Based on the foregoing, employers may wish to consider enacting a general blog policy, in addition to covering blogging in other applicable policies, procedures, and agreements such as harassment and discrimination policies, electronic resources policies, and nondisclosure agreements. Such policies might include policies against removing confidential information from the workplace, use of company information for personal use, such as company photos or employee handbooks, and setting guidelines for company-sponsored blogs. If an employer does not have a current internet usage policy, one should be considered, advising employees that the employer may monitor their internet usage and that they should not use “work time” for personal internet use. Finally, employers should look at the current status of their internet programs to determine whether they are susceptible to mismanagement of electronic data, such as archived e-mails and internet sites. Not only should these policies ensure that employees do not disparage the employer, they should also demand professionalism and confidentiality from the employees.

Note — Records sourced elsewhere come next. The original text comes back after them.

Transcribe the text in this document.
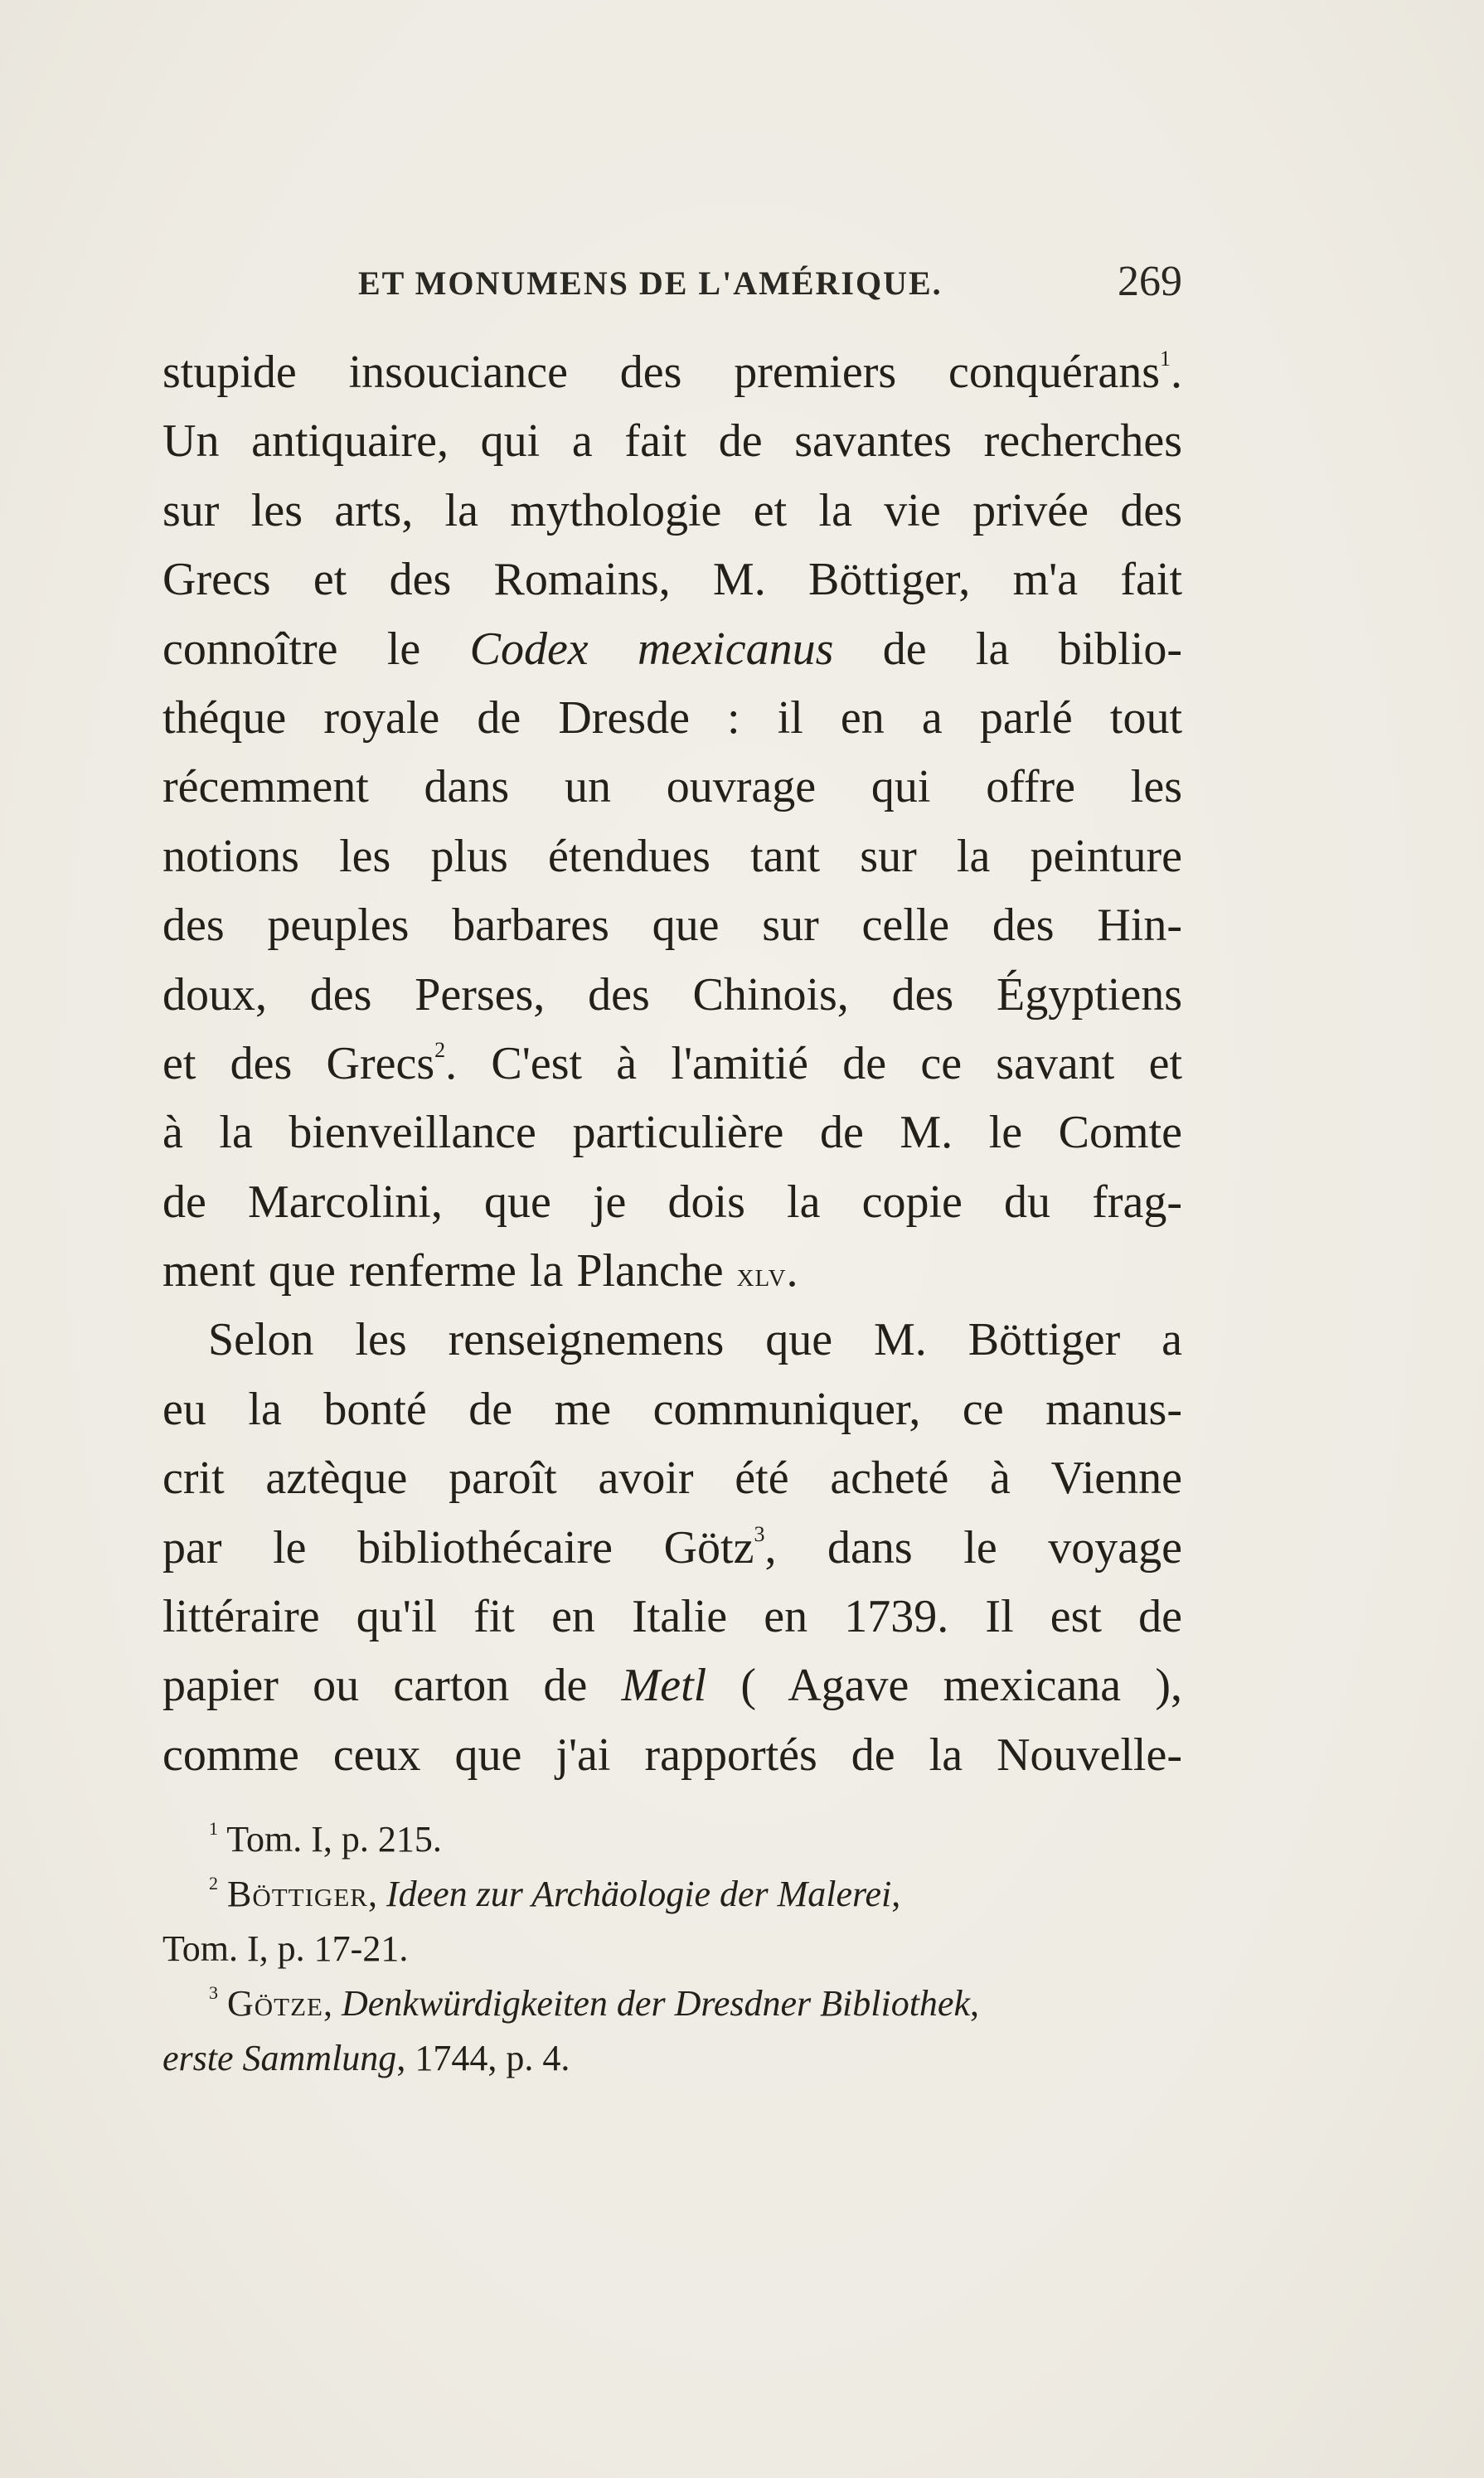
ET MONUMENS DE L'AMÉRIQUE.	269
stupide insouciance des premiers conquérans$^1$.
Un antiquaire, qui a fait de savantes recherches
sur les arts, la mythologie et la vie privée des
Grecs et des Romains, M. Böttiger, m'a fait
connoître le Codex mexicanus de la biblio-
théque royale de Dresde : il en a parlé tout
récemment dans un ouvrage qui offre les
notions les plus étendues tant sur la peinture
des peuples barbares que sur celle des Hin-
doux, des Perses, des Chinois, des Égyptiens
et des Grecs$^2$. C'est à l'amitié de ce savant et
à la bienveillance particulière de M. le Comte
de Marcolini, que je dois la copie du frag-
ment que renferme la Planche xlv.
Selon les renseignemens que M. Böttiger a
eu la bonté de me communiquer, ce manus-
crit aztèque paroît avoir été acheté à Vienne
par le bibliothécaire Götz$^3$, dans le voyage
littéraire qu'il fit en Italie en 1739. Il est de
papier ou carton de Metl ( Agave mexicana ),
comme ceux que j'ai rapportés de la Nouvelle-
$^1$ Tom. I, p. 215.
$^2$ Böttiger, Ideen zur Archäologie der Malerei,
Tom. I, p. 17-21.
$^3$ Götze, Denkwürdigkeiten der Dresdner Bibliothek,
erste Sammlung, 1744, p. 4.
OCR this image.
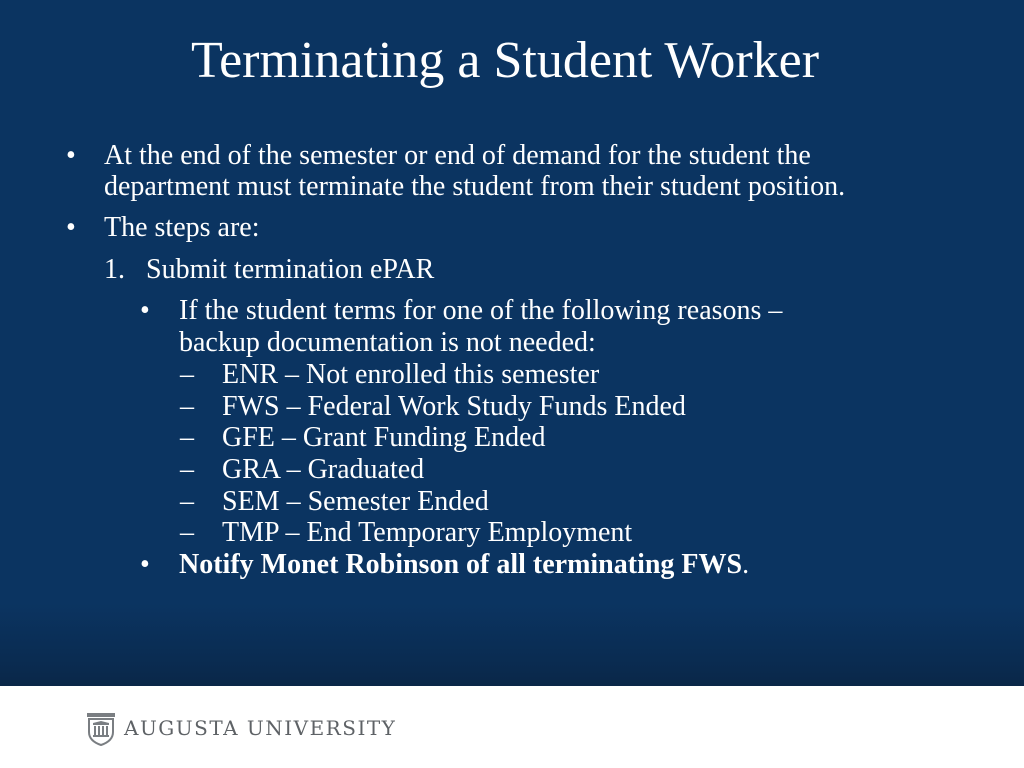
Terminating a Student Worker
• At the end of the semester or end of demand for the student the
department must terminate the student from their student position.
• The steps are:
1. Submit termination ePAR
• If the student terms for one of the following reasons –
backup documentation is not needed:
– ENR – Not enrolled this semester
– FWS – Federal Work Study Funds Ended
– GFE – Grant Funding Ended
– GRA – Graduated
– SEM – Semester Ended
– TMP – End Temporary Employment
• Notify Monet Robinson of all terminating FWS.
AUGUSTA UNIVERSITY
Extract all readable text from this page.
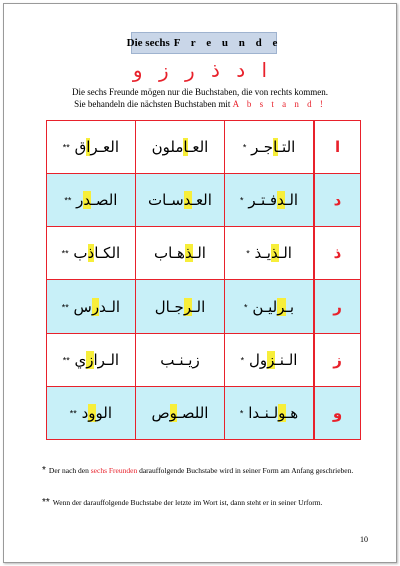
Die sechs F r e u n d e
ا د ذ ر ز و
Die sechs Freunde mögen nur die Buchstaben, die von rechts kommen.
Sie behandeln die nächsten Buchstaben mit A b s t a n d !
ا		التـاجـر *	العـاملون	العـراق **
د		الـدفـتـر *	العـدسـات	الصـدر **
ذ		الـذيـذ *	الـذهـاب	الكـاذب **
ر		بـرليـن *	الـرجـال	الـدرس **
ز		الـنـزول *	زيـنـب	الـرازي **
و		هـولـنـدا *	اللصـوص	الوود **
* Der nach den sechs Freunden darauffolgende Buchstabe wird in seiner Form am Anfang geschrieben.
** Wenn der darauffolgende Buchstabe der letzte im Wort ist, dann steht er in seiner Urform.
10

While blog policies can legally limit certain communications by employees, the policies must not conflict with whistleblower statutes, labor laws and other exceptions to at-will employment. Certain states prohibit termination of employees for private, off-site activities not related to employment. Also, in some instances, employees cannot be terminated for blogging about an employer’s illegal activities. Further, employees are permitted to make statements about union organizing and other concerted activity. Blog policies should therefore be carefully drafted.

Employers may also assign someone to monitor blogging activities of its employees. Some public corporations may have obligations to monitor communications for regulatory or other reasons. Private corporations may do so simply to ensure employees are not engaging in improper conduct or disclosing private company information. It is important to note, though, that the company’s policy also must comply with the National Labor Relations Act (“NLRA”). Blogging has broad protection under the NLRA. While employer-monitoring of website postings for disparagement and other inappropriate conduct by employees may constitute a reasonable basis for monitoring, employers must also be careful not to engage in surveillance that could be construed as violating the NLRA. Employers must also take all necessary steps to inform their employees of the revisions to existing polices and the implementation of any new policies concerning blogging or other monitoring of employee communications.